Quando Tom chega em casa pela primeira vez, ele encontra sua casa abandonada e aprende com Jim Casy que as terras de sua família foram recuperadas pelos bancos e seus habitantes forçados a partir. É este confronto repentino com a realidade da vida fora da prisão que força Tom a enfrentar seu próprio isolamento e egoísmo. Ao longo do romance, Tom Joad torna-se a personificação da crença de Steinbeck de que chegar à consciência de classe é a chave para a mudança, na ausência de uma verdadeira revolução. As aparências erráticas de Jim Casy podem representar a verdadeira diferença entre o motorista do trator e Tom Joad. Talvez, Steinbeck sugira, se o cara do trator pudesse ser exposto às idéias de Casy como Joad era, seu futuro poderia ser diferente. A mensagem implícita de Steinbeck é que seu romance poderia ser um substituto para Jim Casy. A chegada à consciência de classe torna-se completa para Tom na seqüência fora do campo de trabalho. Tom aprende com Casy o valor político da cooperação ao começar a entender que sempre haverá mais trabalhadores do que proprietários e que a chave para recriar um sistema mais justo e equitativo está em unir os trabalhadores migrantes contra os proprietários. Este entendimento é cimentado pela morte inútil da Casy nas mãos da polícia. Tom aprende a valiosa lição de que a única maneira de a classe trabalhadora conseguir um aperto justo é organizando-se. Tom finalmente se livra de qualquer último vestígio de sua crença equivocada no indivíduo e se compromete a estender seu interesse além de sua família e amigos e quaisquer estranhos imediatos para incluir todos aqueles que estão sendo explorados pelos proprietários. Tom finalmente compreende que ‘[a] natureza selvagem (contemplação e passividade) não é uma verdadeira união da alma com a de todos os homens; somente na unidade social e na ação isto pode ser alcançado’ (Steinbeck 76). Em outras palavras, Tom Joad finalmente chega ao ponto em que teorias, abstrações e ideais não têm mais nenhum significado. Ele parece ter aceito que somente através de ações é que homens e mulheres podem melhorar suas condições sociais.

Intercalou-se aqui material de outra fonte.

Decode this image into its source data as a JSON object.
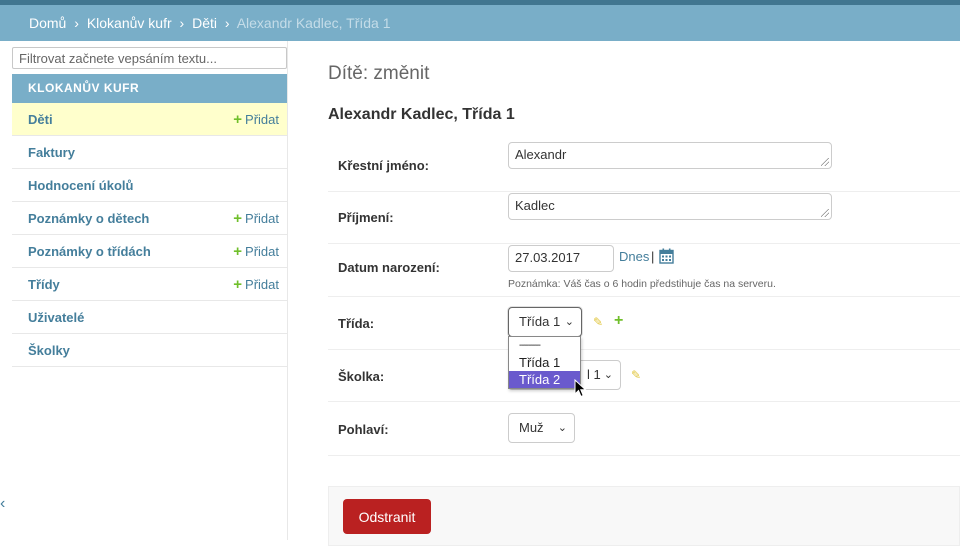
{
  "breadcrumbs": {
    "home": "Domů",
    "app": "Klokanův kufr",
    "model": "Děti",
    "current": "Alexandr Kadlec, Třída 1",
    "sep": "›"
  },
  "sidebar": {
    "filter_placeholder": "Filtrovat začnete vepsáním textu...",
    "module_title": "Klokanův kufr",
    "add_label": "Přidat",
    "items": [
      {
        "label": "Děti",
        "add": true,
        "active": true
      },
      {
        "label": "Faktury",
        "add": false
      },
      {
        "label": "Hodnocení úkolů",
        "add": false
      },
      {
        "label": "Poznámky o dětech",
        "add": true
      },
      {
        "label": "Poznámky o třídách",
        "add": true
      },
      {
        "label": "Třídy",
        "add": true
      },
      {
        "label": "Uživatelé",
        "add": false
      },
      {
        "label": "Školky",
        "add": false
      }
    ],
    "collapse_glyph": "‹"
  },
  "page": {
    "title": "Dítě: změnit",
    "object": "Alexandr Kadlec, Třída 1"
  },
  "form": {
    "first_name": {
      "label": "Křestní jméno:",
      "value": "Alexandr"
    },
    "last_name": {
      "label": "Příjmení:",
      "value": "Kadlec"
    },
    "birth_date": {
      "label": "Datum narození:",
      "value": "27.03.2017",
      "today": "Dnes",
      "separator": "|",
      "help": "Poznámka: Váš čas o 6 hodin předstihuje čas na serveru."
    },
    "class": {
      "label": "Třída:",
      "value": "Třída 1",
      "options": [
        "---------",
        "Třída 1",
        "Třída 2"
      ],
      "highlighted": "Třída 2"
    },
    "school": {
      "label": "Školka:",
      "value_partial": "l 1"
    },
    "gender": {
      "label": "Pohlaví:",
      "value": "Muž"
    }
  },
  "actions": {
    "delete": "Odstranit"
  },
  "colors": {
    "accent": "#79aec8",
    "header": "#417690",
    "delete": "#ba2121",
    "add_green": "#70bf2b"
  }
}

À luz do chamado de Steinbeck para a ação prática entre as classes trabalhadoras, a crítica de que o romance é meramente propaganda socialista é altamente equivocada. Rahter, o romance sugere que a única ideologia válida é a que endossa o simples ato de cuidar de todos. Os defensores do capitalismo e do socialismo fazem ambos essa afirmação; o livro de Steinbeck é um apelo para que ambos vão além da teoria e entrem na prática. A tecnologia pode ter avançado exponencialmente e a paisagem cultural da América pode ter mudado consideravelmente desde que John Steinbeck escreveu The Grapes of Wrath, mas as condições sócio-econômicas na América permanecem injustas e punitivas para as classes mais baixas. A riqueza está situada nas mãos de uma minoria de elite e o trabalhador tem ainda menos poder para controlar e moldar seu próprio destino do que durante a Grande Depressão. Na década de abertura do século 21, os salários reais estão aproximadamente no mesmo estado em que se encontravam no início dos anos 30. Contribuindo para o problema é que a maioria dos americanos pensa que tem mais poder de compra porque tem mais coisas e um estilo de vida melhor agora, uma suposição equivocada já que a maioria das compras hoje são feitas a crédito. Na verdade, o americano médio deve mais dívidas hoje do que os agricultores do Dust Bowl no início da Depressão. A história de Joads é a história da América de classe baixa em nosso tempo, tanto quanto na de Steinbeck; seu apelo à consciência de classe continua sendo relevante.